Investment in gas-fired power generation capacity fell by 40 per cent in 2015, while investment in coal-fired capacity grew by 25 per cent, largely in Asia. In China, where the government is “pushing so strongly” for renewable energy, nuclear power and energy efficiency, Birol said the IEA expects that “a significant part” of the nation’s coal-fired power capacity may remain unused. In India and Indonesia, however, the agency expects coal power capacity to become a larger part of the generation mix.

In 2015 the IEA saw a record number of nuclear power capacity additions, amounting to a total of 10 GW, the highest number in 10 years and totalling more than $20bn in investment. Nuclear power was added largely in China, but also in Russia and Korea.

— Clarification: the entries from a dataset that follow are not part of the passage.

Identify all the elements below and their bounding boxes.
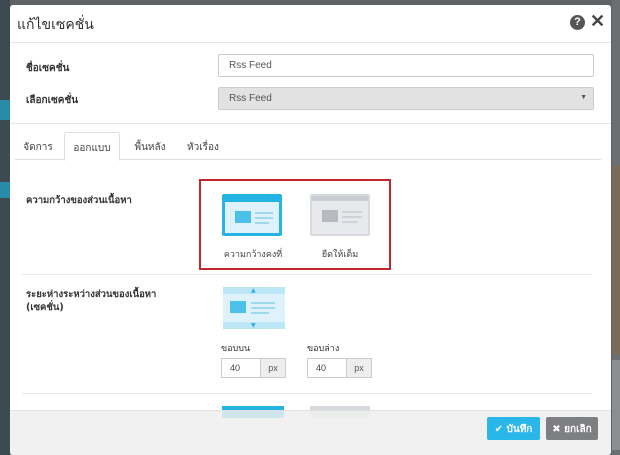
edit-section-modal: แก้ไขเซคชั่น ? ✕ ชื่อเซคชั่น Rss Feed เล… xyxy=(10,5,611,455)
cancel-button-label: ยกเลิก xyxy=(564,424,592,435)
divider xyxy=(22,274,592,275)
section-name-label: ชื่อเซคชั่น xyxy=(26,63,70,74)
fixed-width-label[interactable]: ความกว้างคงที่ xyxy=(213,247,293,261)
tab-background[interactable]: พื้นหลัง xyxy=(124,132,176,160)
content-width-label: ความกว้างของส่วนเนื้อหา xyxy=(26,195,132,206)
save-button-label: บันทึก xyxy=(506,424,533,435)
select-section-value: Rss Feed xyxy=(229,93,272,104)
section-spacing-icon: ▲ ▼ xyxy=(223,287,285,329)
bottom-margin-input[interactable]: 40 xyxy=(307,358,347,378)
tab-header[interactable]: หัวเรื่อง xyxy=(179,132,227,160)
top-margin-unit: px xyxy=(261,358,286,378)
cancel-button[interactable]: ✖ ยกเลิก xyxy=(546,417,598,440)
select-section-dropdown[interactable]: Rss Feed ▼ xyxy=(218,87,594,110)
select-section-label: เลือกเซคชั่น xyxy=(26,95,79,106)
full-width-layout-icon[interactable] xyxy=(310,194,370,236)
bottom-margin-label: ขอบล่าง xyxy=(307,344,340,354)
full-width-label[interactable]: ยืดให้เต็ม xyxy=(300,247,380,261)
tab-manage[interactable]: จัดการ xyxy=(15,132,61,160)
section-name-input[interactable]: Rss Feed xyxy=(218,54,594,77)
divider xyxy=(22,393,592,394)
fixed-width-layout-icon[interactable] xyxy=(222,194,282,236)
save-button[interactable]: ✔ บันทึก xyxy=(487,417,540,440)
top-margin-input[interactable]: 40 xyxy=(221,358,261,378)
background-left-strip xyxy=(0,0,10,455)
chevron-down-icon: ▼ xyxy=(580,94,587,101)
divider xyxy=(10,123,611,124)
spacing-label-line2: (เซคชั่น) xyxy=(26,302,64,313)
spacing-label-line1: ระยะห่างระหว่างส่วนของเนื้อหา xyxy=(26,289,157,300)
bottom-margin-unit: px xyxy=(347,358,372,378)
help-icon[interactable]: ? xyxy=(570,15,585,30)
check-icon: ✔ xyxy=(494,424,507,435)
close-icon[interactable]: ✕ xyxy=(590,11,605,32)
modal-title: แก้ไขเซคชั่น xyxy=(17,17,94,33)
modal-header: แก้ไขเซคชั่น ? ✕ xyxy=(10,5,611,43)
top-margin-label: ขอบบน xyxy=(221,344,251,354)
background-right-strip xyxy=(612,0,620,455)
close-icon: ✖ xyxy=(552,424,565,435)
tab-design[interactable]: ออกแบบ xyxy=(64,132,120,161)
tab-bar: จัดการ ออกแบบ พื้นหลัง หัวเรื่อง xyxy=(15,132,601,161)
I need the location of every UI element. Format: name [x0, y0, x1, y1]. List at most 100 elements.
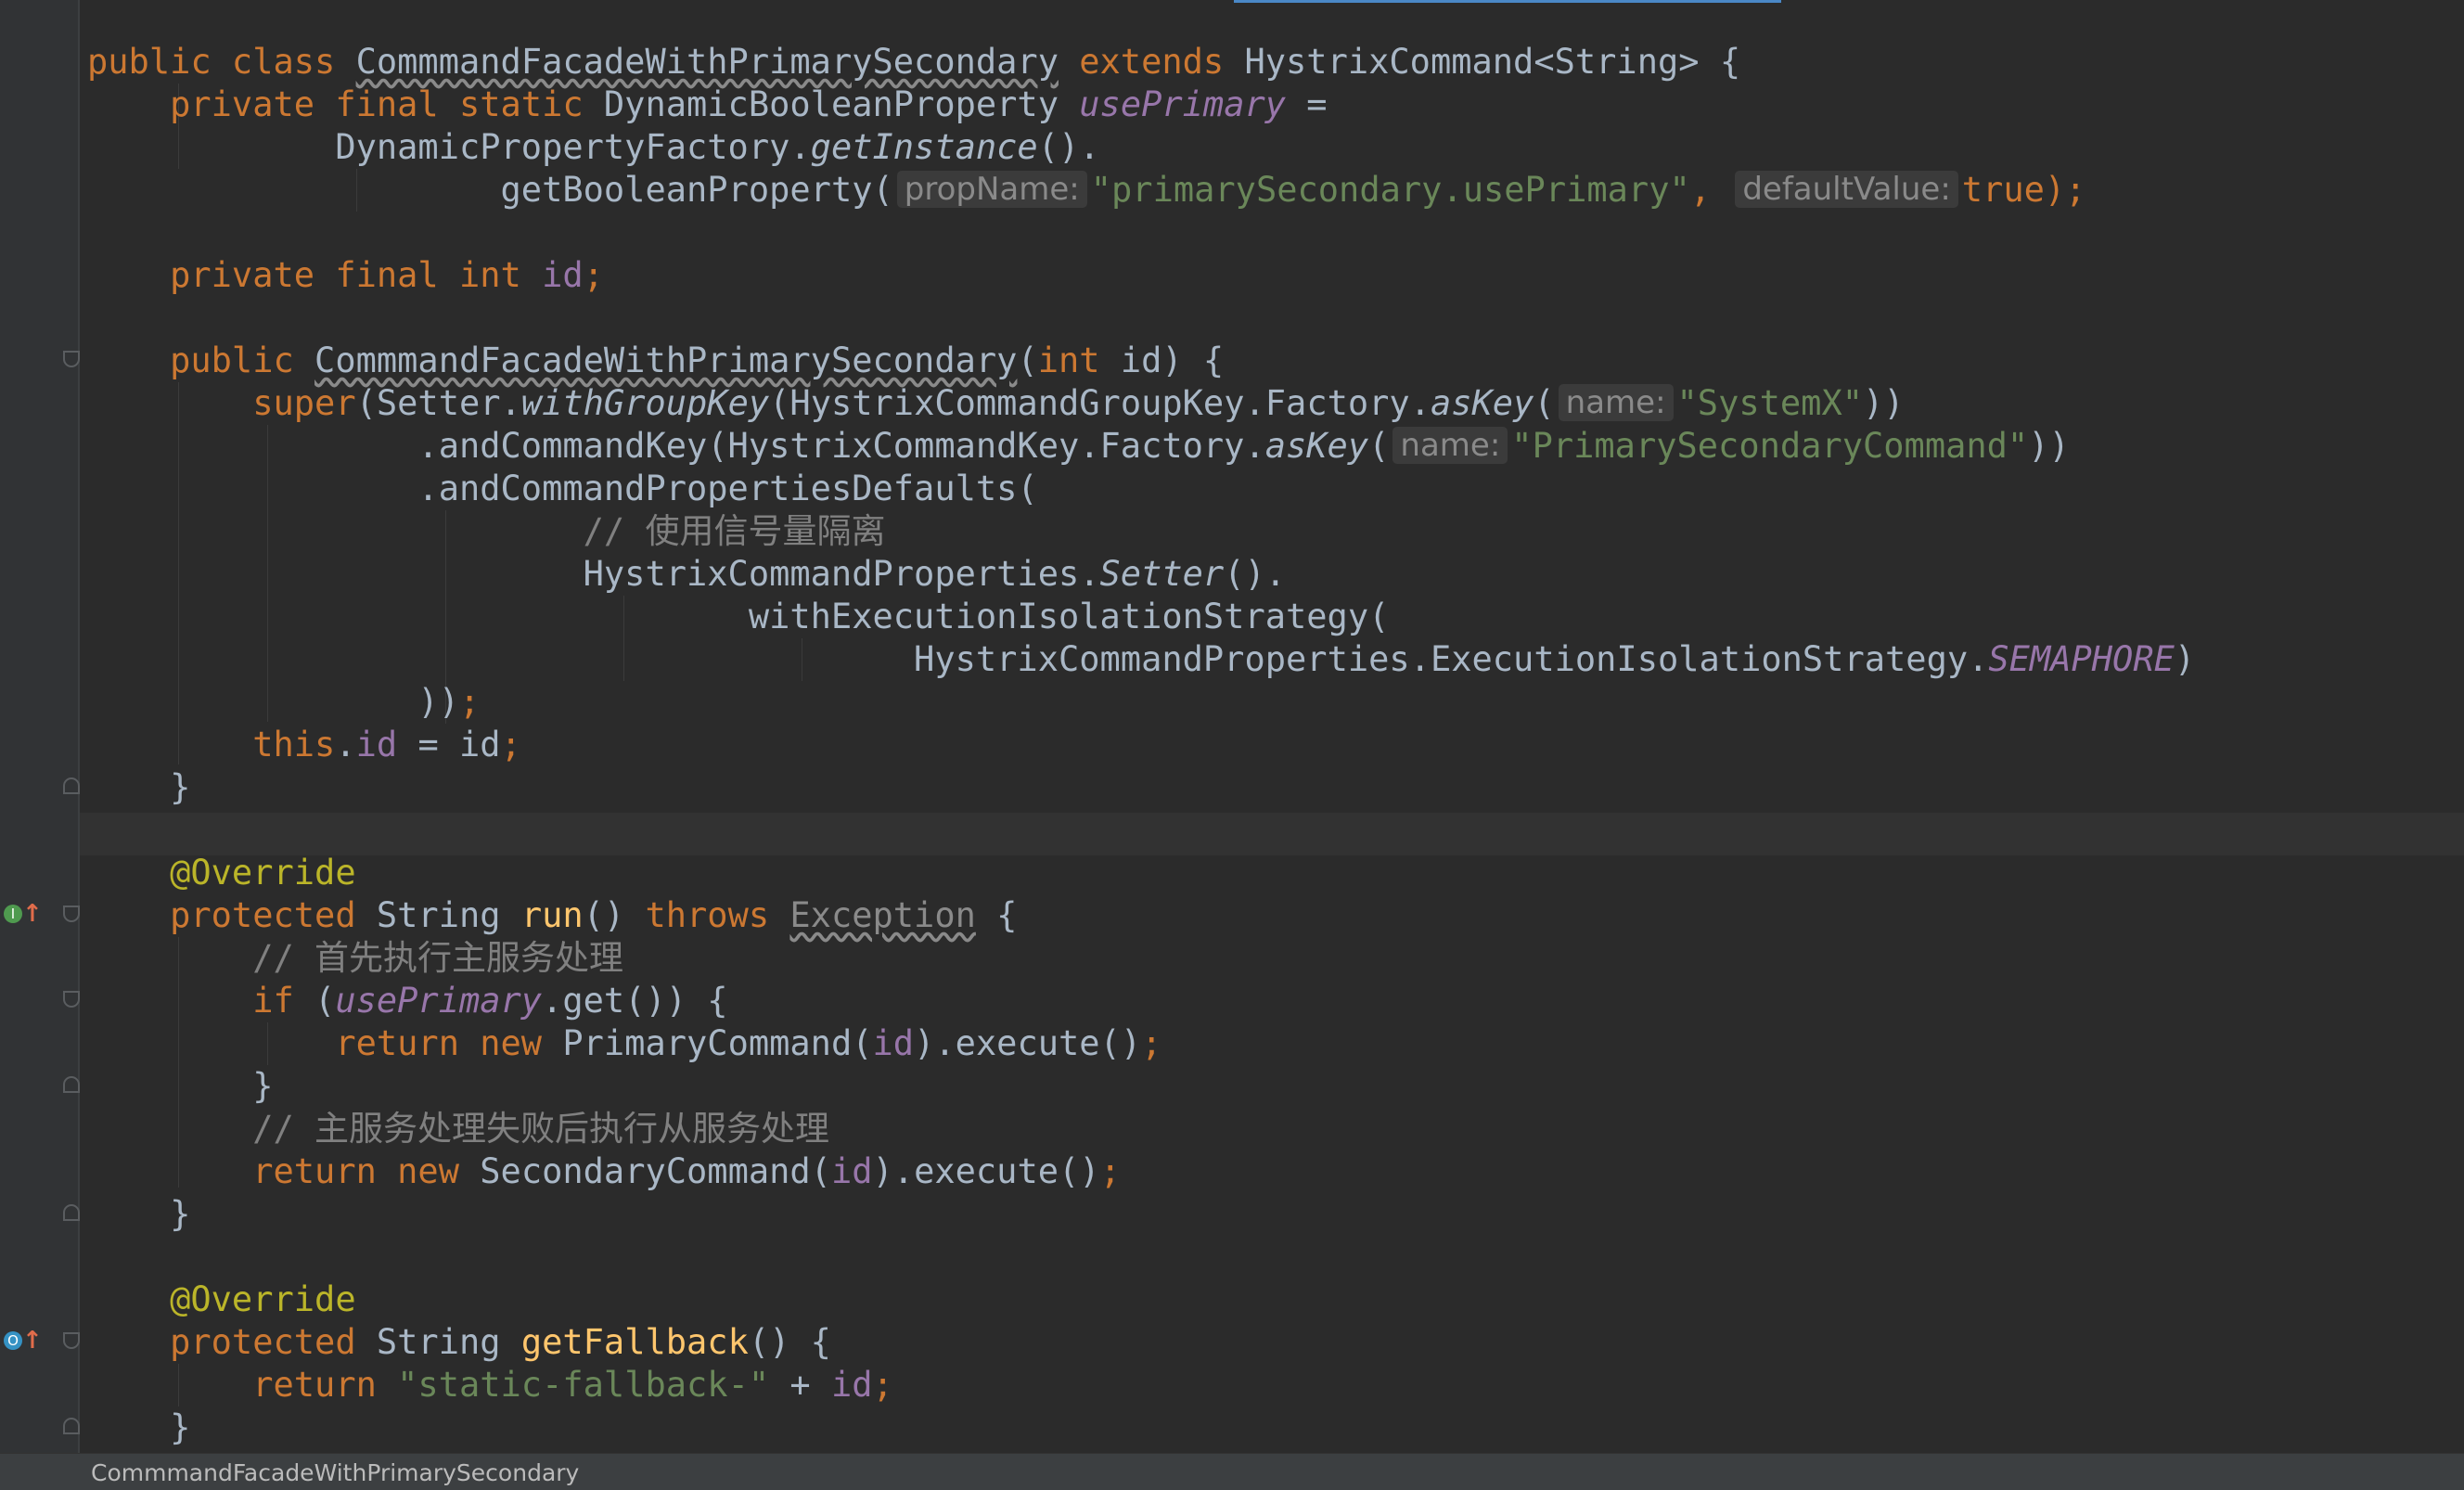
code-line: this.id = id;	[87, 724, 2195, 766]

The main challenges of high up-front costs and public concerns continue to affect the sector.

And decentralized energy also received a mention from Laszlo Varro, the IEA’s chief economist. “The active participation of consumers in investment is an important new phenomenon,” he said, with $50bn in investment for power production coming from consumers. “Rooftop solar, large non-energy companies like Facebook and Google investing in renewables – these companies are very, very unlikely to invest in an oilfield but will use renewables to supply their own operations.” Decentralized energy investment is “still a minority,” he said, but it “points toward a different, more diverse sort of financing.”